Шрифт:
Интервал:
Закладка:
— Можно и тут, — кивнул он. — Раздевайся.
Глава 11
Спасти её могло только чудо.
Чуда Александра и ждала. Чего-нибудь из ряда вон выходящего. Что на Давида Гросса сверху упадёт что-нибудь тяжёлое, например, метеорит. Или она провалится сквозь землю. От стыда и ужаса.
Больше всего на свете Саше хотелось сейчас если не испариться, то хотя бы убежать.
Но она не имела права на бегство. Судьба семьи была в её руках. Как бы она ни относилась к брату, как бы Гросс ни был прав, если он подаст на Ярослава в суд, это разорит банк и убьёт отца.
Если она не собиралась пойти до конца, Алекс нужно было сразу отказаться, а не звонить с предложением о встрече, тогда это было бы честно и, возможно, отец нашёл бы другой способ. Но она взялась помочь, приехала сюда добровольно и не собиралась пудрить мозги Давиду Гроссу, как бы неприятно ни было всё, что он говорил и что предлагал.
Она сама этого хотела, напомнила себе Алекс. Та недолгая встреча, то немногое, что он ей дал, заключив в свои объятия, преследовали её два года. Сейчас она ведь наконец могла в этом признаться?
Александра дала себе команду успокоиться. Глубоко вздохнуть. И поскольку на метеорит рассчитывать не приходится, держать себя в руках.
Да, Давид Гросс — ужасный человек, но будь он самым ужасным человеком на земле, он всё равно ей нравится. Как нравится океан, безбрежный, мощный, неуправляемый. Как покоряют стихийной разрушительной силой смерчи, штормы и ураганы. Они ни зло, и ни добро — они такие, как есть. Именно так она относилась к Давиду.
Но мысль о том, что она должна заняться с ним сексом здесь и сейчас, привела её в ужас.
Она глубоко вздохнула и пожалела, что от этой ситуации снова отстраниться не может.
— Я должна раздеться прямо здесь, в твоём офисе? — уточнила она.

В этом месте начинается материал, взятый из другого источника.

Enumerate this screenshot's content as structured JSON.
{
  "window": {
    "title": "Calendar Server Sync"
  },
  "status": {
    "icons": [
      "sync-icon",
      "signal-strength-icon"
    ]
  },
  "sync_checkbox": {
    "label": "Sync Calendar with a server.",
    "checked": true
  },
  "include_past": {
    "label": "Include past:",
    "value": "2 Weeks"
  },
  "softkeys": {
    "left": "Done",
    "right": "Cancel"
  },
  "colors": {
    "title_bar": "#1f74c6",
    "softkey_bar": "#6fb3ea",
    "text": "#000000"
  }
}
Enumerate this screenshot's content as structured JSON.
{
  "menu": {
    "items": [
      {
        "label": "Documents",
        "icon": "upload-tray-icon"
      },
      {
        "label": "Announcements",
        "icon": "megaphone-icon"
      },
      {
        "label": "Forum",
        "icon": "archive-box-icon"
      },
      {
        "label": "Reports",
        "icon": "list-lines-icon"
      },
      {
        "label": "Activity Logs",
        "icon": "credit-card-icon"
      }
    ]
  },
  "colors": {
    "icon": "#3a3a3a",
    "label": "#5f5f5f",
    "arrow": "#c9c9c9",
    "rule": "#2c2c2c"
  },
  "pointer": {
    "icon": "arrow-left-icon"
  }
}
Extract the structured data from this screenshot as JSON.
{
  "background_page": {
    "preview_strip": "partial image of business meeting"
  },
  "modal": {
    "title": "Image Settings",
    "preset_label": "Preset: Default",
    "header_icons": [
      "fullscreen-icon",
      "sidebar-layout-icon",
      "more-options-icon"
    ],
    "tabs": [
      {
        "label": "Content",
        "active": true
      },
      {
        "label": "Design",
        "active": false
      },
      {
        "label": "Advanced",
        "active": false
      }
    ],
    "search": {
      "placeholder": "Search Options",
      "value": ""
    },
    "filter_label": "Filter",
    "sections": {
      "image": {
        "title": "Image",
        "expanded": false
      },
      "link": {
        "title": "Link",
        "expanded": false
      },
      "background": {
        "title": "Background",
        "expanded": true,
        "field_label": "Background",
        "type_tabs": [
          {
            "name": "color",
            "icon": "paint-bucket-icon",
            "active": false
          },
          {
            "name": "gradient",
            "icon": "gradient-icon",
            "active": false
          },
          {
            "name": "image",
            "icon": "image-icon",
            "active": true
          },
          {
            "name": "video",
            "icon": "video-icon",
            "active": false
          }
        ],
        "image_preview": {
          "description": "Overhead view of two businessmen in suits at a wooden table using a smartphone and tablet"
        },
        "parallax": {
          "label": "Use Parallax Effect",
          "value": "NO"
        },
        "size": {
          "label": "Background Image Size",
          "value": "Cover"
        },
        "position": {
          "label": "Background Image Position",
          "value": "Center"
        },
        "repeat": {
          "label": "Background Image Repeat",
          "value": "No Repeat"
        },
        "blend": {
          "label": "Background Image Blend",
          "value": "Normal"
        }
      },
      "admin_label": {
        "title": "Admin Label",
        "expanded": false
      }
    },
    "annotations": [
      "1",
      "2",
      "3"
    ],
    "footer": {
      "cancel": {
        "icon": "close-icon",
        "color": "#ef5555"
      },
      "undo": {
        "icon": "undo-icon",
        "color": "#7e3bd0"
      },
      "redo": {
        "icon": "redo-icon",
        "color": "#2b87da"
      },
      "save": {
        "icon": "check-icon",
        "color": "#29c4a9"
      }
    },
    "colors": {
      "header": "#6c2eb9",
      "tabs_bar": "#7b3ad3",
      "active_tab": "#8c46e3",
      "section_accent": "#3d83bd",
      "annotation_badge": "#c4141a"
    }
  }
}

— Ты можешь отказаться, — напомнил он, что Саша и так знала.
На самом деле она не могла, потому что должна была сделать это раньше.
И Давид тоже это знал. Он смотрел на неё не отрываясь. Его красивые губы были плотно сжаты. Глаза цвета горького шоколада прищурены. В их глубине мерцал огонь.
Он ждал, что она дрогнет. Не сможет. Не справится.
Он говорил ей отвратительные вещи, и говорил намеренно.
Но дело разве в том, что говорил он? Дело в том, как далеко готова пойти она.
«Плевать, что подумает обо мне Давид Гросс. Плевать, что скажут все другие незнакомые или знакомые мне люди. Кто бывал в моей ситуации — поймёт, а кто нет — бог с ними. Я справлюсь», — мысленно сказала она и почувствовала себя свободной.
Свободной от чужого мнения. Свободной от запретов, большая часть которых была продиктована мнимыми приличиями. Свободной, потому что Давид Гросс был единственным мужчиной, которого она действительно хотела.
А его тёмные глаза возбуждённо горели. Он хотел, чтобы она разделась.
Да, она понимала: Давид Гросс ненавидит её брата, обокравшего «ТОР-Групп». Ненавидит отца, допустившего это. Ненавидит и её — ведь она часть семьи. Но это ничего не меняет: Ярослава нужно спасать. И для этого ей придётся раздеться.
— Хорошо, — сказала она с достоинством. — Если ты настаиваешь…
— Ты должна знать кое-что ещё обо мне, — усмехнулся Давид. — Я не люблю повторять.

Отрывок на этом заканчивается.